An adaptive cellular automata scheme for diagnosis of fault tolerance and connectivity preserving in wireless sensor networks

Abstract

Wireless sensor networks (WSN) construct the infrastructure for a wide collection of applications concerning security, military services, and monitoring. Fault control and tolerance in WSN is a complicated issue since nodes in WSNs are susceptible to come to be a failure due to energy deterioration, hardware malfunction, communication link mistakes, and harmful attacks.
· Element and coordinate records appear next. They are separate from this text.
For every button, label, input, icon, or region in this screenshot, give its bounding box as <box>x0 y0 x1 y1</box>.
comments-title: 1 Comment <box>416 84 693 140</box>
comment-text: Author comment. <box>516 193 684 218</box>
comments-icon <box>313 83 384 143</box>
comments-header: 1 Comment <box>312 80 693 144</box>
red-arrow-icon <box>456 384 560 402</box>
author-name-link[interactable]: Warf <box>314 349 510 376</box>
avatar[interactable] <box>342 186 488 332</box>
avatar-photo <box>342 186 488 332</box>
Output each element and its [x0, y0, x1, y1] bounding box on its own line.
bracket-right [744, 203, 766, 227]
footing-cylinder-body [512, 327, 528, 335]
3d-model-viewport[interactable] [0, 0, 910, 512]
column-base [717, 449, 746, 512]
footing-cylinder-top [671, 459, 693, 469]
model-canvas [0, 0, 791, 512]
As a result, fault tolerance can be one of the vital aspects in WSNs. One of the successful strategies to regulate fault tolerate is with the aid of clustering. In this paper, we propose a novel idea of an Irregular Cellular Automata (ICA) model in WSN to identify the faulty nodes based on clustering and cluster-head selection without consuming massive computational overhead and bandwidth. The suggested system is based on a node’s data structure that contains many parameters such as node energy level, a number of neighbors, coverage and connectivity variables. This data structure contributes to the selection of cluster head based on a set of rules inside ICA so that when the cluster head breaks down, it is going to be replaced by one more supplementary cluster head with the most affordable cost, and the route will come to be re-organized. Compared with existing approaches in which the re-clustering step can be commonly worked regularly in the full network, re-clustering step in the recommended approach can be ran locally anytime it is actually projected. Simulation outcomes illustrate that this kind of schemes possesses a substantial energy preservation, a low end-to-end packet transport latency, and a confident network lifetime ratio.